Bahlil menyebut harga batu bara global kini mengalami penurunan cukup dalam, sehingga pemerintah perlu melakukan penyesuaian produksi. “Kami sedang melakukan exercise terhadap volume-nya,” ujarnya dikutip dari Antara.
Menurut Bahlil, kebutuhan batu bara global diperkirakan hanya sekitar 1,3 miliar ton, sementara suplai dari Indonesia dinilai terlalu besar sehingga memicu ketidakseimbangan pasar. Kondisi ini menjadi salah satu penyebab anjloknya harga batu bara dunia.

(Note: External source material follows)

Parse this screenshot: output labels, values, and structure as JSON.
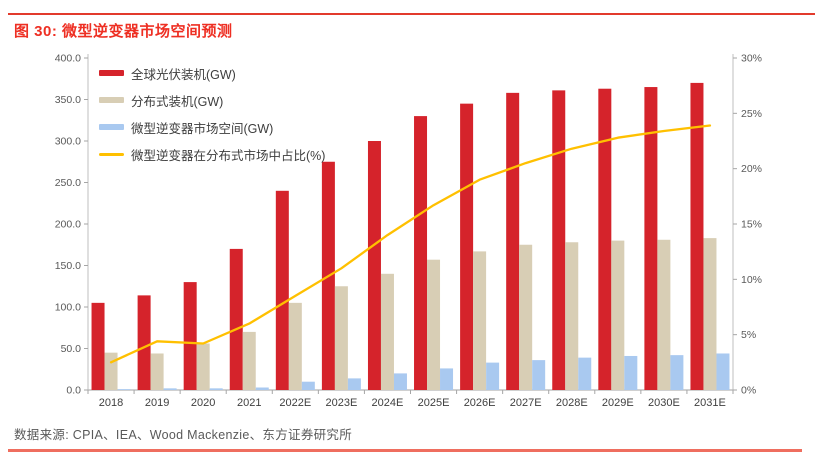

Pada 2024, produksi batu bara nasional tercatat sangat tinggi, mencapai 836 juta ton atau 117 persen dari target 710 juta ton. Dari jumlah tersebut, 233 juta ton dialokasikan untuk kebutuhan domestik (DMO), sementara 48 juta ton disiapkan sebagai stok nasional.
Di tahun yang sama, Indonesia mengekspor 555 juta ton batu bara—setara 33 hingga 35 persen dari total konsumsi dunia. Namun, lonjakan suplai ini berbanding terbalik dengan tren harga.
Harga Batu Bara Acuan (HBA) periode pertama November 2025 turun menjadi US$103,75 per ton dari US$109,74 pada periode kedua Oktober. Angka itu juga lebih rendah dibanding November 2024 yang berada di level US$114,43 per ton.
Untuk memulihkan harga, pemerintah memutuskan mengurangi produksi batu bara mulai 2026. Namun Bahlil menegaskan bahwa pemenuhan kebutuhan dalam negeri tetap menjadi prioritas utama.
Pengurangan produksi akan dibarengi dengan pembatasan ekspor agar pasokan tidak kembali membanjiri pasar global.
Jika dibutuhkan, pemerintah membuka peluang menaikkan porsi Domestic Market Obligation (DMO) menjadi lebih dari 25 persen, terutama untuk sektor prioritas seperti listrik, energi, pupuk, dan industri strategis nasional. Harga DMO tetap dipatok US$70 per metrik ton dan tidak berubah sejak 2018.
“Kalau kebutuhan domestik masih kurang, DMO akan kami naikkan,” tegas Bahlil.
PLN dan Industri Strategis Jadi Fokus
Berdasarkan Peraturan Pemerintah Nomor 39 Tahun 2025, sektor prioritas meliputi ketenagalistrikan, penyediaan energi, pupuk, dan industri strategis nasional. Bahlil menyebut kebutuhan batu bara untuk PLN saja mencapai 140 hingga 160 juta ton per tahun.
“DMO akan diprioritaskan untuk sektor yang menyangkut hajat hidup masyarakat luas seperti PLN, pupuk, dan semen,” ujarnya.